Lost in the jungle of jargon?! This glossary offers clear, concise definitions for the core concepts, ideas, and methods shaping the field of generative AI. Designed to support both newcomers and experienced practitioners, it demystifies technical language and makes this area of exploration feel less intimidating without oversimplifying it.
For those looking to explore further, we’ve also included links to comprehensive A–Z glossaries from established institutions like the New York Times, MIT Sloan, and others.
Hallucination
This refers to the phenomenon where a model produces content that is factually incorrect, misleading, or entirely fabricated, despite being fluent and plausible-sounding. These errors are not due to random noise but arise from the model’s statistical training: it generates responses based on patterns in the data it has seen, without true understanding or access to real-time facts. As a result, hallucinations can include made-up citations, nonexistent events, inaccurate data, or statements presented with unwarranted confidence.
Machine Learning (ML)
A subset of artificial intelligence (AI) that enables computers to learn patterns from data and make predictions or decisions without being explicitly programmed.
Deep Learning
A branch of machine learning that uses artificial neural networks with multiple layers to analyze complex patterns in data, often used in image recognition, speech processing, and natural language understanding.
Neural Network
A computational model inspired by the structure of the human brain, consisting of layers of interconnected nodes (neurons) that process information and learn patterns from data.

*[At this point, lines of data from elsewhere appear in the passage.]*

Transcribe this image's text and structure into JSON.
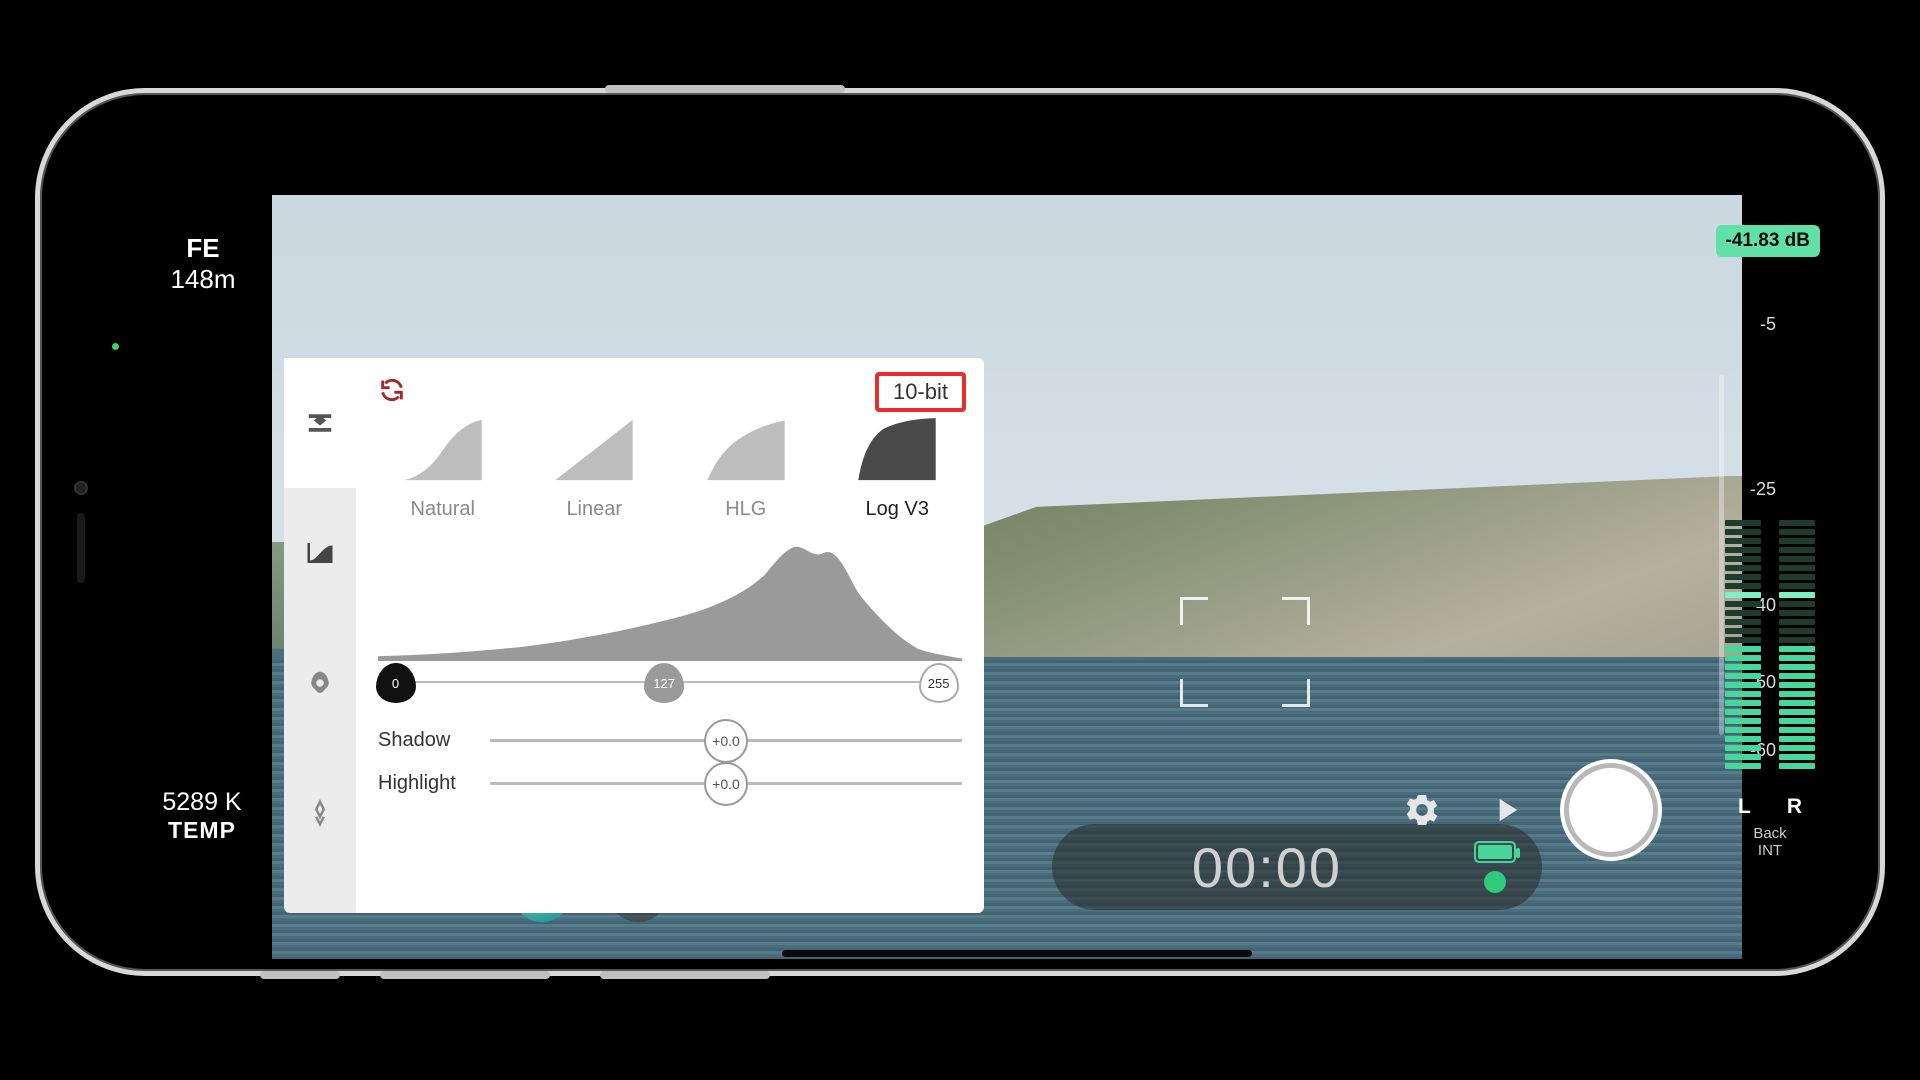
{
  "left": {
    "fe": "FE",
    "distance": "148m",
    "kelvin": "5289 K",
    "kelvin_label": "TEMP"
  },
  "audio": {
    "db_badge": "-41.83 dB",
    "ticks": {
      "t5": "-5",
      "t25": "-25",
      "t40": "-40",
      "t50": "-50",
      "t60": "-60"
    },
    "ch_left": "L",
    "ch_right": "R",
    "source_line1": "Back",
    "source_line2": "INT"
  },
  "time": {
    "code": "00:00"
  },
  "panel": {
    "bit_badge": "10-bit",
    "curves": {
      "natural": "Natural",
      "linear": "Linear",
      "hlg": "HLG",
      "logv3": "Log V3"
    },
    "pins": {
      "black": "0",
      "mid": "127",
      "white": "255"
    },
    "shadow_label": "Shadow",
    "shadow_val": "+0.0",
    "highlight_label": "Highlight",
    "highlight_val": "+0.0"
  }
}
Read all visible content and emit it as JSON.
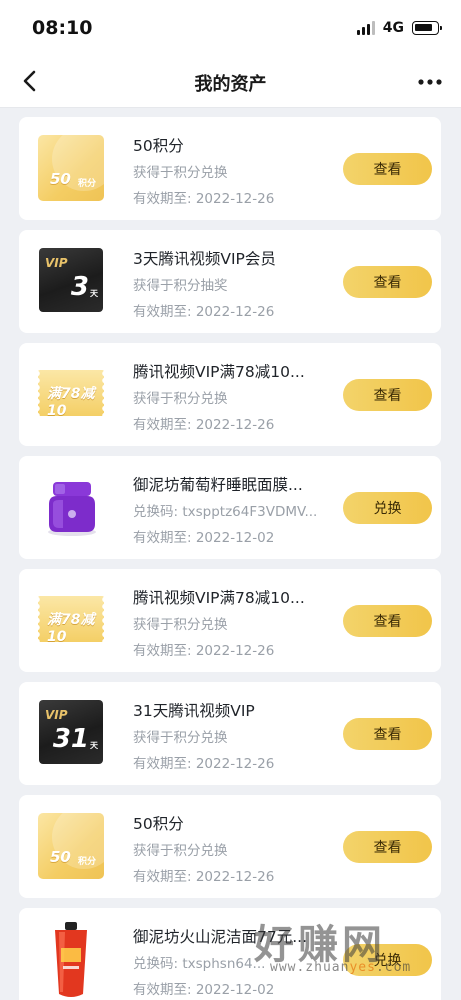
{
  "status_bar": {
    "time": "08:10",
    "network": "4G"
  },
  "header": {
    "title": "我的资产"
  },
  "assets": [
    {
      "thumb": "points",
      "thumb_text": "50",
      "thumb_unit": "积分",
      "title": "50积分",
      "source": "获得于积分兑换",
      "expiry": "有效期至: 2022-12-26",
      "button": "查看"
    },
    {
      "thumb": "vip",
      "thumb_text": "3",
      "thumb_unit": "天",
      "thumb_label": "VIP",
      "title": "3天腾讯视频VIP会员",
      "source": "获得于积分抽奖",
      "expiry": "有效期至: 2022-12-26",
      "button": "查看"
    },
    {
      "thumb": "coupon",
      "thumb_text": "满78减10",
      "title": "腾讯视频VIP满78减10...",
      "source": "获得于积分兑换",
      "expiry": "有效期至: 2022-12-26",
      "button": "查看"
    },
    {
      "thumb": "jar",
      "title": "御泥坊葡萄籽睡眠面膜...",
      "source": "兑换码: txspptz64F3VDMV...",
      "expiry": "有效期至: 2022-12-02",
      "button": "兑换"
    },
    {
      "thumb": "coupon",
      "thumb_text": "满78减10",
      "title": "腾讯视频VIP满78减10...",
      "source": "获得于积分兑换",
      "expiry": "有效期至: 2022-12-26",
      "button": "查看"
    },
    {
      "thumb": "vip",
      "thumb_text": "31",
      "thumb_unit": "天",
      "thumb_label": "VIP",
      "title": "31天腾讯视频VIP",
      "source": "获得于积分兑换",
      "expiry": "有效期至: 2022-12-26",
      "button": "查看"
    },
    {
      "thumb": "points",
      "thumb_text": "50",
      "thumb_unit": "积分",
      "title": "50积分",
      "source": "获得于积分兑换",
      "expiry": "有效期至: 2022-12-26",
      "button": "查看"
    },
    {
      "thumb": "tube",
      "title": "御泥坊火山泥洁面77元...",
      "source": "兑换码: txsphsn64...",
      "expiry": "有效期至: 2022-12-02",
      "button": "兑换"
    }
  ],
  "watermark": {
    "text": "好赚网",
    "url_prefix": "www.zhuan",
    "url_accent": "yes",
    "url_suffix": ".com"
  },
  "colors": {
    "button_gold": "#f1c54a",
    "page_bg": "#eef0f4",
    "muted_text": "#9aa0a8"
  }
}
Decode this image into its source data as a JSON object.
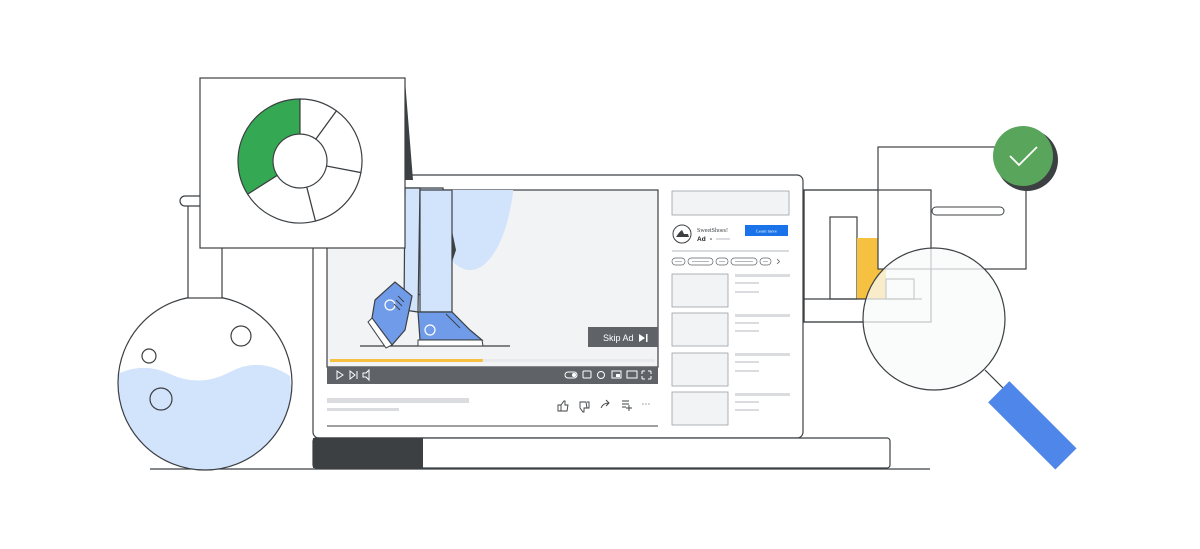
{
  "colors": {
    "outline": "#3c4043",
    "donut_green": "#34a853",
    "video_bg": "#f1f3f4",
    "liquid_blue": "#d2e3fc",
    "pants": "#d2e3fc",
    "shoe_blue": "#6f9be8",
    "progress_yellow": "#f6c141",
    "controls_bar": "#5f6368",
    "skip_bg": "#5f6368",
    "cta_blue": "#1a73e8",
    "bar_yellow": "#f6c141",
    "check_green": "#5aa55c",
    "magnifier_handle": "#4f86e9",
    "placeholder_gray": "#dadce0"
  },
  "icons": {
    "play": "play-icon",
    "next": "next-icon",
    "volume": "volume-icon",
    "autoplay": "autoplay-toggle-icon",
    "captions": "captions-icon",
    "settings": "gear-icon",
    "miniplayer": "miniplayer-icon",
    "theater": "theater-icon",
    "fullscreen": "fullscreen-icon",
    "like": "thumbs-up-icon",
    "dislike": "thumbs-down-icon",
    "share": "share-icon",
    "save": "playlist-add-icon",
    "more": "more-icon",
    "skip": "skip-next-icon",
    "check": "check-icon"
  },
  "player": {
    "skip_label": "Skip Ad",
    "ad_progress": 0.47
  },
  "ad": {
    "brand": "SweetShoes!",
    "badge": "Ad",
    "cta": "Learn more"
  },
  "donut": {
    "green_fraction": 0.34
  }
}
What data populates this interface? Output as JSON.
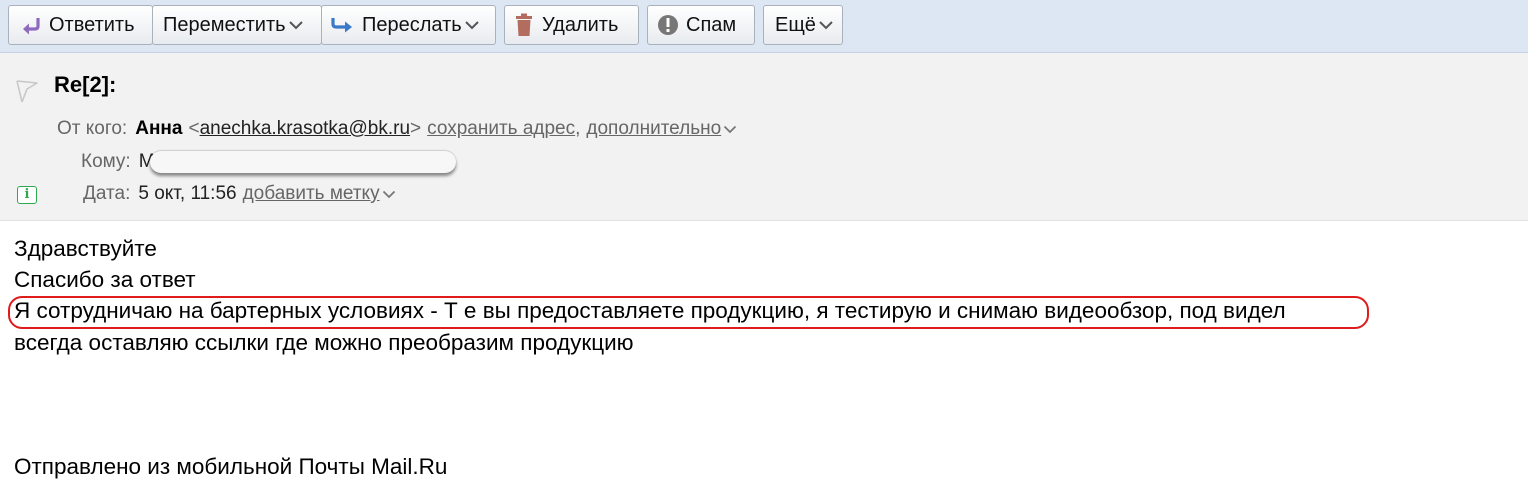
{
  "toolbar": {
    "reply": "Ответить",
    "move": "Переместить",
    "forward": "Переслать",
    "delete": "Удалить",
    "spam": "Спам",
    "more": "Ещё"
  },
  "message": {
    "subject": "Re[2]:",
    "from_label": "От кого:",
    "from_name": "Анна",
    "from_email": "anechka.krasotka@bk.ru",
    "save_address": "сохранить адрес",
    "more_link": "дополнительно",
    "to_label": "Кому:",
    "to_visible_fragment": "М",
    "date_label": "Дата:",
    "date": "5 окт, 11:56",
    "add_label": "добавить метку",
    "body": {
      "line1": "Здравствуйте",
      "line2": "Спасибо за ответ",
      "line3": "Я сотрудничаю на бартерных условиях - Т е вы предоставляете продукцию, я тестирую и снимаю видеообзор, под видел",
      "line4": "всегда оставляю ссылки где можно преобразим продукцию",
      "signature": "Отправлено из мобильной Почты Mail.Ru"
    }
  },
  "colors": {
    "toolbar_bg": "#dde6f3",
    "header_bg": "#f2f2f2",
    "highlight": "#e01b1b",
    "reply_icon": "#8e6bbf",
    "forward_icon": "#3a78c9",
    "delete_icon": "#b26d5e",
    "info_icon": "#2fa84f"
  }
}
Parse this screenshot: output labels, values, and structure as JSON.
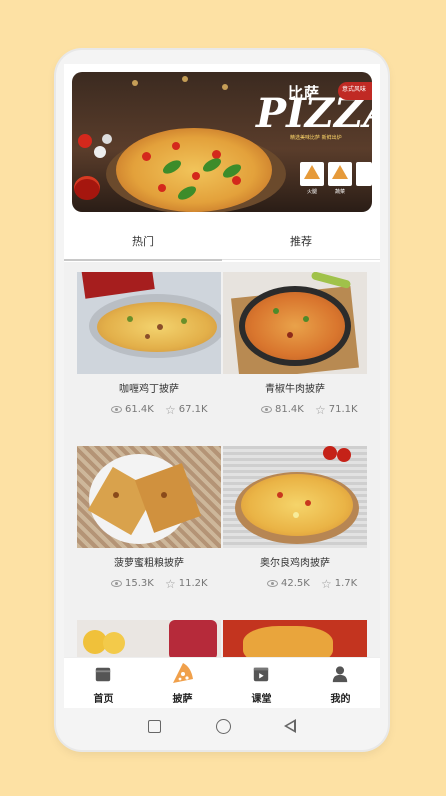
{
  "banner": {
    "title_cn": "比萨",
    "title_en": "PIZZA",
    "badge_text": "意式风味",
    "subtitle": "精选美味比萨 新鲜出炉",
    "card_labels": [
      "火腿",
      "蔬菜",
      ""
    ]
  },
  "tabs": [
    {
      "label": "热门",
      "active": true
    },
    {
      "label": "推荐",
      "active": false
    }
  ],
  "items": [
    {
      "name": "咖喱鸡丁披萨",
      "views": "61.4K",
      "likes": "67.1K"
    },
    {
      "name": "青椒牛肉披萨",
      "views": "81.4K",
      "likes": "71.1K"
    },
    {
      "name": "菠萝蜜粗粮披萨",
      "views": "15.3K",
      "likes": "11.2K"
    },
    {
      "name": "奥尔良鸡肉披萨",
      "views": "42.5K",
      "likes": "1.7K"
    }
  ],
  "nav": [
    {
      "label": "首页",
      "icon": "store-icon"
    },
    {
      "label": "披萨",
      "icon": "pizza-slice-icon"
    },
    {
      "label": "课堂",
      "icon": "video-icon"
    },
    {
      "label": "我的",
      "icon": "person-icon"
    }
  ],
  "colors": {
    "background": "#fde1a4",
    "accent": "#f0a04b",
    "nav_icon": "#555555"
  }
}
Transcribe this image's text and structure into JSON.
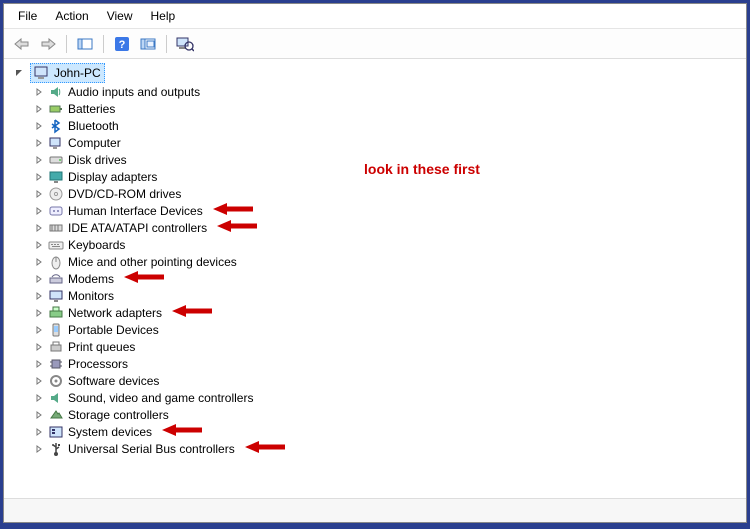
{
  "menubar": {
    "file": "File",
    "action": "Action",
    "view": "View",
    "help": "Help"
  },
  "root": {
    "label": "John-PC"
  },
  "categories": [
    {
      "label": "Audio inputs and outputs",
      "icon": "audio",
      "arrow": false
    },
    {
      "label": "Batteries",
      "icon": "battery",
      "arrow": false
    },
    {
      "label": "Bluetooth",
      "icon": "bluetooth",
      "arrow": false
    },
    {
      "label": "Computer",
      "icon": "computer",
      "arrow": false
    },
    {
      "label": "Disk drives",
      "icon": "disk",
      "arrow": false
    },
    {
      "label": "Display adapters",
      "icon": "display",
      "arrow": false
    },
    {
      "label": "DVD/CD-ROM drives",
      "icon": "dvd",
      "arrow": false
    },
    {
      "label": "Human Interface Devices",
      "icon": "hid",
      "arrow": true
    },
    {
      "label": "IDE ATA/ATAPI controllers",
      "icon": "ide",
      "arrow": true
    },
    {
      "label": "Keyboards",
      "icon": "keyboard",
      "arrow": false
    },
    {
      "label": "Mice and other pointing devices",
      "icon": "mouse",
      "arrow": false
    },
    {
      "label": "Modems",
      "icon": "modem",
      "arrow": true
    },
    {
      "label": "Monitors",
      "icon": "monitor",
      "arrow": false
    },
    {
      "label": "Network adapters",
      "icon": "network",
      "arrow": true
    },
    {
      "label": "Portable Devices",
      "icon": "portable",
      "arrow": false
    },
    {
      "label": "Print queues",
      "icon": "printer",
      "arrow": false
    },
    {
      "label": "Processors",
      "icon": "cpu",
      "arrow": false
    },
    {
      "label": "Software devices",
      "icon": "software",
      "arrow": false
    },
    {
      "label": "Sound, video and game controllers",
      "icon": "sound",
      "arrow": false
    },
    {
      "label": "Storage controllers",
      "icon": "storage",
      "arrow": false
    },
    {
      "label": "System devices",
      "icon": "system",
      "arrow": true
    },
    {
      "label": "Universal Serial Bus controllers",
      "icon": "usb",
      "arrow": true
    }
  ],
  "annotation": {
    "text": "look in these first",
    "color": "#c00000"
  }
}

Large Language Model (LLM)
A deep learning model trained on vast amounts of text data to understand, process, and generate human-like language, often used in chatbots, translations, and content generation.
Prompt Engineering
Prompt engineering is the practice of strategically designing and refining the input given to a generative AI model to guide it toward producing more accurate, relevant, or creative outputs. It involves choosing the appropriate wording, structure, and context in a prompt to elicit the desired behaviour from the model. This technique is especially important because the same model can yield vastly different results depending on how it is prompted.
Chain-of-Thought Prompting
A prompting technique used to improve the reasoning capabilities of LLMs by encouraging them to break down their thought process into intermediate steps before arriving at a final answer. Instead of prompting the model to respond with just an answer, the input includes cues (or examples) that guide it to “think aloud,” mimicking human step-by-step reasoning. This approach enhances performance on complex tasks such as multi-step math problems, logic puzzles, and contextual decision-making.
Natural Language Processing (NLP)
A field of AI focused on enabling machines to understand, interpret, and generate human language, powering applications like chatbots, sentiment analysis, and machine translation.
Zero-Shot Learning
A learning approach where an AI model makes predictions or classifies data without prior specific examples, relying on general knowledge learned from related tasks and prior knowledge from their training data.
Tokenization
The process of breaking text into smaller units, such as words, subwords, or characters, to help AI models process language efficiently.
Bias in AI
Systematic errors in AI predictions or decisions caused by imbalanced or unrepresentative training data, leading to unfair or inaccurate outcomes.
GAN (Generative Adversarial Network)
A type of AI model consisting of two competing neural networks—a generator that creates content and a discriminator that evaluates its authenticity—leading to improved content generation, often used in deep fake images, synthetic media, and artistic creativity.
RAG (Retrieval-Augmented Generation) Model
A model that combines two parts: retrieval and generation. First, it retrieves relevant information from an external source (like a specific document database) based on the input question. Then, it uses that information to generate a response with a language model. This setup helps the AI give more accurate and fact-based answers, especially when the model alone doesn’t have the information in its training data. RAG models are useful in tasks like question answering, chatbots, and summarization where up-to-date or specific knowledge is important.